In recent years, Charming Kitten, a hacking group linked to Iran, has been known for “targeted, aggressive phishing campaigns. These phishing attempts aim to collect usernames and passwords of people’s online accounts. This week, Google Threat Analysis Team (TAG) detail a new hacking tool Charming Kitten is using has the ability download everyone’s email inbox. Dubbed Hyperscrape, the tool can steal people’s details from Gmail, Yahoo, and Microsoft Outlook. TAG said in a blog post. The tool can also open new emails, download their contents, and then mark them as unread so as not to raise suspicion. So far, Google says it has seen the tool used against less than two dozen accounts belonging to those based in Iran.

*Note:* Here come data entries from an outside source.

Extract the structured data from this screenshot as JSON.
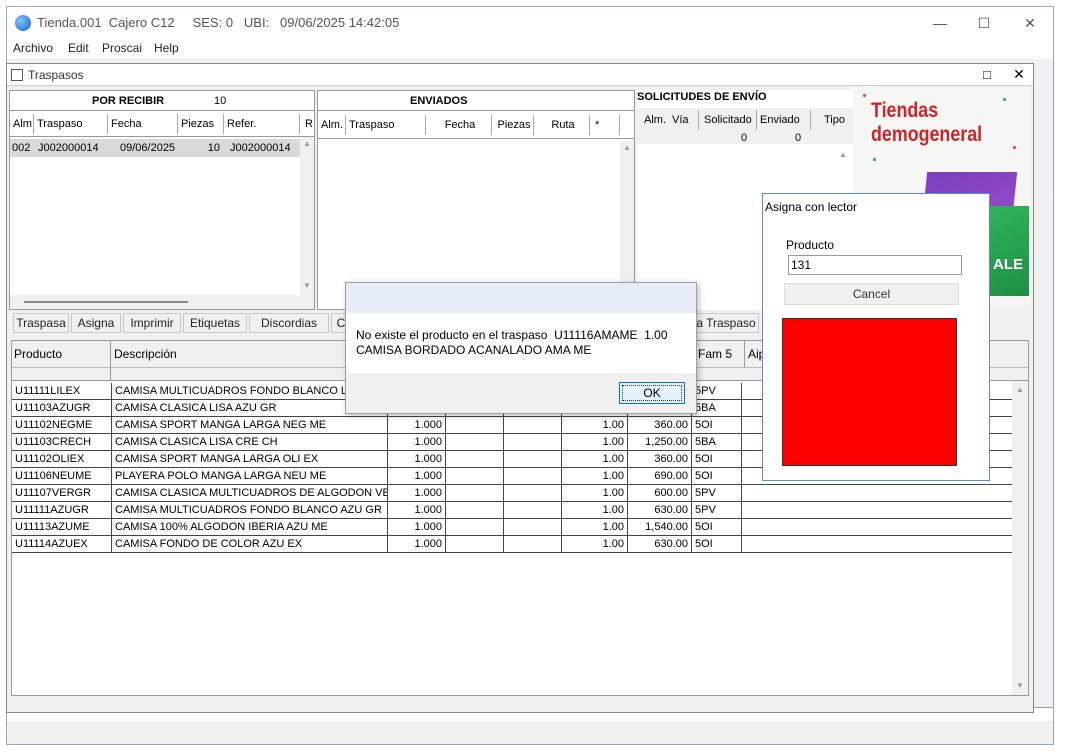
{
  "app": {
    "title": "Tienda.001  Cajero C12     SES: 0   UBI:   09/06/2025 14:42:05",
    "menu": [
      "Archivo",
      "Edit",
      "Proscai",
      "Help"
    ]
  },
  "traspasos": {
    "title": "Traspasos",
    "por_recibir": {
      "label": "POR RECIBIR",
      "count": "10",
      "columns": [
        "Alm",
        "Traspaso",
        "Fecha",
        "Piezas",
        "Refer.",
        "R"
      ],
      "rows": [
        {
          "alm": "002",
          "traspaso": "J002000014",
          "fecha": "09/06/2025",
          "piezas": "10",
          "refer": "J002000014"
        }
      ]
    },
    "enviados": {
      "label": "ENVIADOS",
      "columns": [
        "Alm.",
        "Traspaso",
        "Fecha",
        "Piezas",
        "Ruta",
        "*"
      ]
    },
    "solicitudes": {
      "label": "SOLICITUDES DE ENVÍO",
      "columns": [
        "Alm.",
        "Vía",
        "Solicitado",
        "Enviado",
        "Tipo"
      ],
      "totals": [
        "0",
        "0"
      ]
    },
    "banner": {
      "line1": "Tiendas",
      "line2": "demogeneral",
      "sale": "ALE"
    },
    "buttons": [
      "Traspasa",
      "Asigna",
      "Imprimir",
      "Etiquetas",
      "Discordias",
      "C"
    ],
    "right_button": "a Traspaso",
    "detail": {
      "columns": [
        "Producto",
        "Descripción",
        "Fam 5",
        "Aip"
      ],
      "rows": [
        {
          "producto": "U11111LILEX",
          "descripcion": "CAMISA MULTICUADROS FONDO BLANCO LIL",
          "cant": "",
          "pres": "",
          "precio": "",
          "fam": "5PV"
        },
        {
          "producto": "U11103AZUGR",
          "descripcion": "CAMISA CLASICA LISA AZU GR",
          "cant": "",
          "pres": "",
          "precio": "",
          "fam": "5BA"
        },
        {
          "producto": "U11102NEGME",
          "descripcion": "CAMISA SPORT MANGA LARGA NEG ME",
          "cant": "1.000",
          "pres": "1.00",
          "precio": "360.00",
          "fam": "5OI"
        },
        {
          "producto": "U11103CRECH",
          "descripcion": "CAMISA CLASICA LISA CRE CH",
          "cant": "1.000",
          "pres": "1.00",
          "precio": "1,250.00",
          "fam": "5BA"
        },
        {
          "producto": "U11102OLIEX",
          "descripcion": "CAMISA SPORT MANGA LARGA OLI EX",
          "cant": "1.000",
          "pres": "1.00",
          "precio": "360.00",
          "fam": "5OI"
        },
        {
          "producto": "U11106NEUME",
          "descripcion": "PLAYERA POLO MANGA LARGA NEU ME",
          "cant": "1.000",
          "pres": "1.00",
          "precio": "690.00",
          "fam": "5OI"
        },
        {
          "producto": "U11107VERGR",
          "descripcion": "CAMISA CLASICA MULTICUADROS DE ALGODON VER",
          "cant": "1.000",
          "pres": "1.00",
          "precio": "600.00",
          "fam": "5PV"
        },
        {
          "producto": "U11111AZUGR",
          "descripcion": "CAMISA MULTICUADROS FONDO BLANCO AZU GR",
          "cant": "1.000",
          "pres": "1.00",
          "precio": "630.00",
          "fam": "5PV"
        },
        {
          "producto": "U11113AZUME",
          "descripcion": "CAMISA 100% ALGODON IBERIA AZU ME",
          "cant": "1.000",
          "pres": "1.00",
          "precio": "1,540.00",
          "fam": "5OI"
        },
        {
          "producto": "U11114AZUEX",
          "descripcion": "CAMISA FONDO DE COLOR AZU EX",
          "cant": "1.000",
          "pres": "1.00",
          "precio": "630.00",
          "fam": "5OI"
        }
      ]
    }
  },
  "message_dialog": {
    "line1": "No existe el producto en el traspaso  U11116AMAME  1.00",
    "line2": "CAMISA BORDADO ACANALADO AMA ME",
    "ok_label": "OK"
  },
  "lector_dialog": {
    "title": "Asigna con lector",
    "producto_label": "Producto",
    "producto_value": "131",
    "cancel_label": "Cancel",
    "status_color": "#ff0000"
  },
  "colors": {
    "accent": "#0078d7",
    "banner_red": "#d2232a",
    "status": "#ff0000"
  },
  "icons": [
    "app-globe-icon",
    "minimize-icon",
    "maximize-icon",
    "close-icon",
    "window-icon"
  ]
}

Password management company LastPass said it was hacked. “Two weeks ago, we detected some unusual activity in parts of the LastPass development environment,” the company wrote in a statement. announced this week. LastPass says an “unauthorized party” was able to gain access to its development environment through a compromised developer account. While the hackers (or hackers) were on LastPass’ systems, they obtained some of its source code and “LastPass proprietary technical information,” the company said in its statement. It did not detail which elements of its source code were used, making it difficult to gauge the severity of the violation. However, the company says that customers’ passwords and data have not been accessed — there’s nothing LastPass users need to do to deal with the hack. Even so, the indictment is still likely to cause headaches for LastPass’ technical teams. (This is not the first time LastPass Has Been Targeted By Hackers one in two.)

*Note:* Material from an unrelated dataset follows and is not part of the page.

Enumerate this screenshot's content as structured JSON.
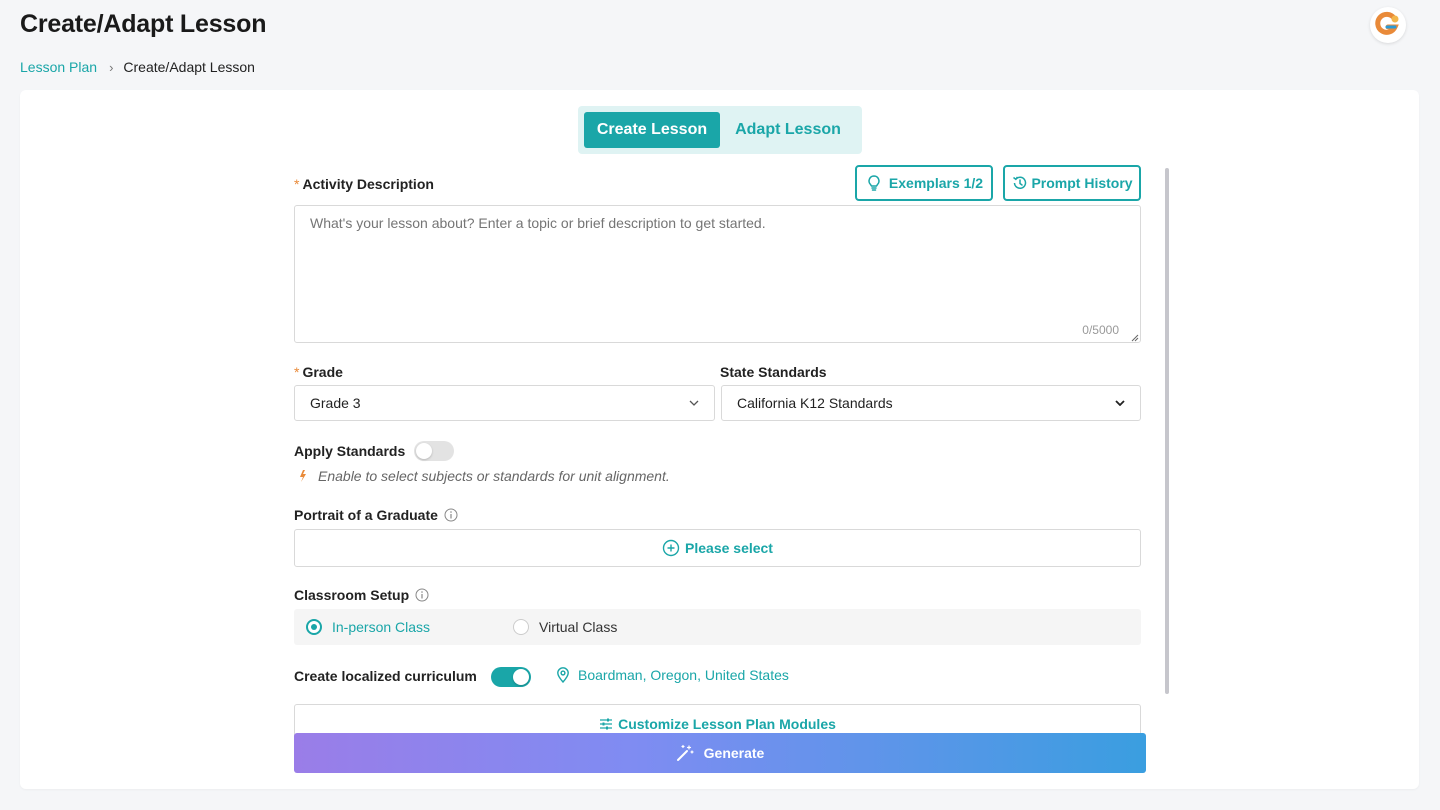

Communications Director of Cryptocurrency Exchange Binance claims scammers created a deepfake version of him and tricked people into attending business meetings on Zoom calls with his fake. In one blog post on the company’s website, Binance’s Patrick Hillmann said that several people messaged him for his time. “It turned out that a sophisticated hacking group had used previous news interviews and television appearances over the years to create a ‘deepfake’ about me,” Hillmann wrote, adding that the accused deepfake forced to be “subtle enough to fool some very smart crypto community members. Neither Hillmann nor Binance have posted any images showing the claimed deepfake. Since deepfakes first surfaced in 2017, there have been relatively few incidents of fake audio or video defrauding others. (The vast majority deepfakes were used to create gratuitous erotic images). However, recent reports say Deepfake scams are on the riseand in March of last year, FBI warning that it predicts an increase in malicious scams over the next 12 to 18 months.